I get in and out of there quite often number 4 bridge is a good place to put in low or high tides. Did these pics for my friend who came to visit but i ended up having to work but i made these for him to give an idea of what he should be looking at on his lowrance.
 
This pic is how you should go left and stay right do not try to cut straight you will be all kinds of out of luck.

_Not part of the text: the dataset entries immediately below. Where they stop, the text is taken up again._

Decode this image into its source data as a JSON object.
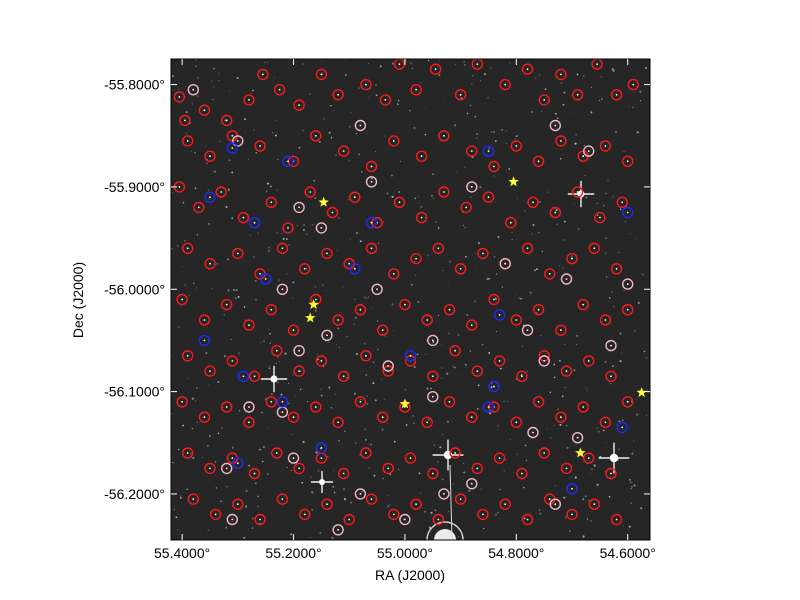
{
  "chart_data": {
    "type": "scatter",
    "title": "",
    "xlabel": "RA (J2000)",
    "ylabel": "Dec (J2000)",
    "xlim": [
      55.42,
      54.56
    ],
    "ylim": [
      -56.245,
      -55.775
    ],
    "x_axis_inverted": true,
    "grid": false,
    "background": "#262626",
    "x_ticks": [
      {
        "value": 55.4,
        "label": "55.4000°"
      },
      {
        "value": 55.2,
        "label": "55.2000°"
      },
      {
        "value": 55.0,
        "label": "55.0000°"
      },
      {
        "value": 54.8,
        "label": "54.8000°"
      },
      {
        "value": 54.6,
        "label": "54.6000°"
      }
    ],
    "y_ticks": [
      {
        "value": -55.8,
        "label": "-55.8000°"
      },
      {
        "value": -55.9,
        "label": "-55.9000°"
      },
      {
        "value": -56.0,
        "label": "-56.0000°"
      },
      {
        "value": -56.1,
        "label": "-56.1000°"
      },
      {
        "value": -56.2,
        "label": "-56.2000°"
      }
    ],
    "series": [
      {
        "marker": "circle-red",
        "color": "#ff1a1a",
        "points": [
          [
            55.405,
            -55.812
          ],
          [
            55.395,
            -55.835
          ],
          [
            55.36,
            -55.825
          ],
          [
            55.32,
            -55.835
          ],
          [
            55.28,
            -55.815
          ],
          [
            55.255,
            -55.79
          ],
          [
            55.225,
            -55.805
          ],
          [
            55.19,
            -55.82
          ],
          [
            55.15,
            -55.79
          ],
          [
            55.12,
            -55.81
          ],
          [
            55.07,
            -55.8
          ],
          [
            55.035,
            -55.815
          ],
          [
            55.01,
            -55.78
          ],
          [
            54.98,
            -55.805
          ],
          [
            54.945,
            -55.785
          ],
          [
            54.9,
            -55.81
          ],
          [
            54.87,
            -55.78
          ],
          [
            54.82,
            -55.8
          ],
          [
            54.78,
            -55.785
          ],
          [
            54.75,
            -55.815
          ],
          [
            54.72,
            -55.79
          ],
          [
            54.69,
            -55.81
          ],
          [
            54.655,
            -55.78
          ],
          [
            54.62,
            -55.81
          ],
          [
            54.59,
            -55.8
          ],
          [
            55.39,
            -55.855
          ],
          [
            55.35,
            -55.87
          ],
          [
            55.31,
            -55.85
          ],
          [
            55.26,
            -55.86
          ],
          [
            55.2,
            -55.875
          ],
          [
            55.16,
            -55.85
          ],
          [
            55.11,
            -55.865
          ],
          [
            55.06,
            -55.88
          ],
          [
            55.02,
            -55.855
          ],
          [
            54.97,
            -55.87
          ],
          [
            54.93,
            -55.85
          ],
          [
            54.88,
            -55.865
          ],
          [
            54.84,
            -55.88
          ],
          [
            54.8,
            -55.86
          ],
          [
            54.76,
            -55.875
          ],
          [
            54.72,
            -55.855
          ],
          [
            54.68,
            -55.87
          ],
          [
            54.64,
            -55.86
          ],
          [
            54.6,
            -55.875
          ],
          [
            55.405,
            -55.9
          ],
          [
            55.37,
            -55.92
          ],
          [
            55.33,
            -55.905
          ],
          [
            55.29,
            -55.93
          ],
          [
            55.24,
            -55.915
          ],
          [
            55.21,
            -55.94
          ],
          [
            55.17,
            -55.905
          ],
          [
            55.13,
            -55.925
          ],
          [
            55.09,
            -55.91
          ],
          [
            55.05,
            -55.935
          ],
          [
            55.01,
            -55.915
          ],
          [
            54.97,
            -55.93
          ],
          [
            54.93,
            -55.905
          ],
          [
            54.89,
            -55.92
          ],
          [
            54.85,
            -55.91
          ],
          [
            54.81,
            -55.935
          ],
          [
            54.77,
            -55.915
          ],
          [
            54.73,
            -55.925
          ],
          [
            54.69,
            -55.905
          ],
          [
            54.65,
            -55.93
          ],
          [
            54.61,
            -55.915
          ],
          [
            55.39,
            -55.96
          ],
          [
            55.35,
            -55.975
          ],
          [
            55.3,
            -55.965
          ],
          [
            55.26,
            -55.985
          ],
          [
            55.22,
            -55.96
          ],
          [
            55.18,
            -55.98
          ],
          [
            55.14,
            -55.965
          ],
          [
            55.1,
            -55.975
          ],
          [
            55.06,
            -55.96
          ],
          [
            55.02,
            -55.985
          ],
          [
            54.98,
            -55.97
          ],
          [
            54.94,
            -55.96
          ],
          [
            54.9,
            -55.98
          ],
          [
            54.86,
            -55.965
          ],
          [
            54.82,
            -55.975
          ],
          [
            54.78,
            -55.96
          ],
          [
            54.74,
            -55.985
          ],
          [
            54.7,
            -55.97
          ],
          [
            54.66,
            -55.96
          ],
          [
            54.62,
            -55.98
          ],
          [
            55.4,
            -56.01
          ],
          [
            55.36,
            -56.03
          ],
          [
            55.32,
            -56.015
          ],
          [
            55.28,
            -56.035
          ],
          [
            55.24,
            -56.02
          ],
          [
            55.2,
            -56.04
          ],
          [
            55.16,
            -56.01
          ],
          [
            55.12,
            -56.03
          ],
          [
            55.08,
            -56.02
          ],
          [
            55.04,
            -56.04
          ],
          [
            55.0,
            -56.015
          ],
          [
            54.96,
            -56.03
          ],
          [
            54.92,
            -56.02
          ],
          [
            54.88,
            -56.035
          ],
          [
            54.84,
            -56.01
          ],
          [
            54.8,
            -56.03
          ],
          [
            54.76,
            -56.02
          ],
          [
            54.72,
            -56.04
          ],
          [
            54.68,
            -56.015
          ],
          [
            54.64,
            -56.03
          ],
          [
            54.6,
            -56.02
          ],
          [
            55.39,
            -56.065
          ],
          [
            55.35,
            -56.08
          ],
          [
            55.31,
            -56.07
          ],
          [
            55.27,
            -56.085
          ],
          [
            55.23,
            -56.06
          ],
          [
            55.19,
            -56.08
          ],
          [
            55.15,
            -56.07
          ],
          [
            55.11,
            -56.085
          ],
          [
            55.07,
            -56.065
          ],
          [
            55.03,
            -56.08
          ],
          [
            54.99,
            -56.07
          ],
          [
            54.95,
            -56.085
          ],
          [
            54.91,
            -56.06
          ],
          [
            54.87,
            -56.08
          ],
          [
            54.83,
            -56.07
          ],
          [
            54.79,
            -56.085
          ],
          [
            54.75,
            -56.065
          ],
          [
            54.71,
            -56.08
          ],
          [
            54.67,
            -56.07
          ],
          [
            54.63,
            -56.085
          ],
          [
            55.4,
            -56.11
          ],
          [
            55.36,
            -56.125
          ],
          [
            55.32,
            -56.115
          ],
          [
            55.28,
            -56.13
          ],
          [
            55.24,
            -56.11
          ],
          [
            55.2,
            -56.125
          ],
          [
            55.16,
            -56.115
          ],
          [
            55.12,
            -56.13
          ],
          [
            55.08,
            -56.11
          ],
          [
            55.04,
            -56.125
          ],
          [
            55.0,
            -56.115
          ],
          [
            54.96,
            -56.13
          ],
          [
            54.92,
            -56.11
          ],
          [
            54.88,
            -56.125
          ],
          [
            54.84,
            -56.115
          ],
          [
            54.8,
            -56.13
          ],
          [
            54.76,
            -56.11
          ],
          [
            54.72,
            -56.125
          ],
          [
            54.68,
            -56.115
          ],
          [
            54.64,
            -56.13
          ],
          [
            54.6,
            -56.11
          ],
          [
            55.39,
            -56.16
          ],
          [
            55.35,
            -56.175
          ],
          [
            55.31,
            -56.165
          ],
          [
            55.27,
            -56.18
          ],
          [
            55.23,
            -56.16
          ],
          [
            55.19,
            -56.175
          ],
          [
            55.15,
            -56.165
          ],
          [
            55.11,
            -56.18
          ],
          [
            55.07,
            -56.16
          ],
          [
            55.03,
            -56.175
          ],
          [
            54.99,
            -56.165
          ],
          [
            54.95,
            -56.18
          ],
          [
            54.91,
            -56.16
          ],
          [
            54.87,
            -56.175
          ],
          [
            54.83,
            -56.165
          ],
          [
            54.79,
            -56.18
          ],
          [
            54.75,
            -56.16
          ],
          [
            54.71,
            -56.175
          ],
          [
            54.67,
            -56.165
          ],
          [
            54.63,
            -56.18
          ],
          [
            55.38,
            -56.205
          ],
          [
            55.34,
            -56.22
          ],
          [
            55.3,
            -56.21
          ],
          [
            55.26,
            -56.225
          ],
          [
            55.22,
            -56.205
          ],
          [
            55.18,
            -56.22
          ],
          [
            55.14,
            -56.21
          ],
          [
            55.1,
            -56.225
          ],
          [
            55.06,
            -56.205
          ],
          [
            55.02,
            -56.22
          ],
          [
            54.98,
            -56.21
          ],
          [
            54.94,
            -56.225
          ],
          [
            54.9,
            -56.205
          ],
          [
            54.86,
            -56.22
          ],
          [
            54.82,
            -56.21
          ],
          [
            54.78,
            -56.225
          ],
          [
            54.74,
            -56.205
          ],
          [
            54.7,
            -56.22
          ],
          [
            54.66,
            -56.21
          ],
          [
            54.62,
            -56.225
          ]
        ]
      },
      {
        "marker": "circle-pink",
        "color": "#f2b8c4",
        "points": [
          [
            55.38,
            -55.805
          ],
          [
            55.3,
            -55.855
          ],
          [
            55.08,
            -55.84
          ],
          [
            55.06,
            -55.895
          ],
          [
            54.88,
            -55.9
          ],
          [
            54.73,
            -55.84
          ],
          [
            54.67,
            -55.865
          ],
          [
            55.19,
            -55.92
          ],
          [
            55.15,
            -55.94
          ],
          [
            55.05,
            -56.0
          ],
          [
            54.82,
            -55.975
          ],
          [
            54.71,
            -55.99
          ],
          [
            54.6,
            -55.995
          ],
          [
            55.22,
            -56.0
          ],
          [
            55.14,
            -56.045
          ],
          [
            54.95,
            -56.05
          ],
          [
            54.78,
            -56.04
          ],
          [
            55.19,
            -56.06
          ],
          [
            55.03,
            -56.075
          ],
          [
            54.75,
            -56.07
          ],
          [
            55.28,
            -56.115
          ],
          [
            55.22,
            -56.12
          ],
          [
            54.95,
            -56.105
          ],
          [
            54.77,
            -56.14
          ],
          [
            55.32,
            -56.175
          ],
          [
            55.2,
            -56.165
          ],
          [
            55.08,
            -56.2
          ],
          [
            54.88,
            -56.19
          ],
          [
            54.73,
            -56.21
          ],
          [
            55.31,
            -56.225
          ],
          [
            55.12,
            -56.235
          ],
          [
            55.0,
            -56.225
          ],
          [
            54.93,
            -56.2
          ],
          [
            54.69,
            -56.145
          ],
          [
            54.63,
            -56.055
          ]
        ]
      },
      {
        "marker": "circle-blue",
        "color": "#1b2cff",
        "points": [
          [
            55.31,
            -55.862
          ],
          [
            55.21,
            -55.875
          ],
          [
            54.85,
            -55.865
          ],
          [
            55.35,
            -55.91
          ],
          [
            55.27,
            -55.935
          ],
          [
            55.06,
            -55.935
          ],
          [
            54.6,
            -55.925
          ],
          [
            55.25,
            -55.99
          ],
          [
            55.09,
            -55.98
          ],
          [
            54.83,
            -56.025
          ],
          [
            55.36,
            -56.05
          ],
          [
            55.29,
            -56.085
          ],
          [
            54.99,
            -56.065
          ],
          [
            54.84,
            -56.095
          ],
          [
            55.15,
            -56.155
          ],
          [
            55.3,
            -56.17
          ],
          [
            54.85,
            -56.115
          ],
          [
            54.7,
            -56.195
          ],
          [
            54.61,
            -56.135
          ],
          [
            55.22,
            -56.11
          ]
        ]
      },
      {
        "marker": "star",
        "color": "#ffff33",
        "points": [
          [
            55.146,
            -55.915
          ],
          [
            54.805,
            -55.895
          ],
          [
            55.164,
            -56.015
          ],
          [
            55.17,
            -56.028
          ],
          [
            55.0,
            -56.112
          ],
          [
            54.685,
            -56.16
          ],
          [
            54.575,
            -56.101
          ]
        ]
      }
    ]
  }
}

this is just the channel you will see boats so no prob here. 
This pic shows the destination being the preacher hole in my personal opinion the best place to get into some reds and everything else. lots of grass and oyster mounds. 
At all costs i would stay way the hell away from shell mound that place is a locals trap nothing but airboats and non locals  who dont know anybetter use this ramp not saying it cant be done but only for ones that know the area for quite sometime use it. ive made the mistake on my kayak once so i cant imagine my boat.  
The fishing is pretty good right now but if your really wanting to get into some shallow water red's action the weather needs to cool off a little more for the big monsters to start creeping back into the flats around cedar key.


----------



## jonterr

Thanks for the pics SoCountry!
Yep, my friend can haul butt throuhg all the islands and preachers hole at dark , but im skittish about it, and dang sure dont wanna spend the nite out there!
Hows the fishin around rattlesnake key?
Would i be better to try there in my 17 ft tiller steer, than to try to go to the heys way the heck out in the ocean?


----------



## menzor29

when you exit that channel and head north towards preachers hole any detour you make towards shore in and out of the creeks should produce fish just be mind full of your tides.
those keys hold fish for sure i take my 16ft tiller IPB out everywhere and don't see why your 17 wouldn't do fine. 
i like to put in at horseshoe beach and go out a couple miles on a nice day to the grass flats catching trout if my wife is coming along, and thats only time i head west honestly. otherwise Im poling and hunting in around the oyster bars. Lately ive been trying to get big uglies on fly, makes for a very frustrating and sometimes rewarding day.


----------



## jonterr

Thanks a lot SoCounty, nice to have helpful replies. Thanks for the info!


----------



## jonterr

Just to be sure, so, there is water in the channel all the way to the # 4 bridge boat ramp even at low tide, right?


----------



## jonterr

Whats the star by the topic mean ?
And , is there water to the ramp even at low tide? Only reason im asking is because i dont know, and dont want to find out there aint, a mile from the ramp! Ha


----------



## menzor29

there is water just stay right! lol


----------



## jonterr

Will do!


----------



## anytide

go there on a neg. low tide and launch/ idle around and youll know how its all laid out and plan your attack.
take some mental notes /pix etc.


----------



## jonterr

Thats what i plan to do next fri am!


----------



## Hungrygator

Reds are always there lol. Everywhere. If you are not fimiliar with area do not consider putting in at other ramps unless you have an airboat. Put in at city ramp


----------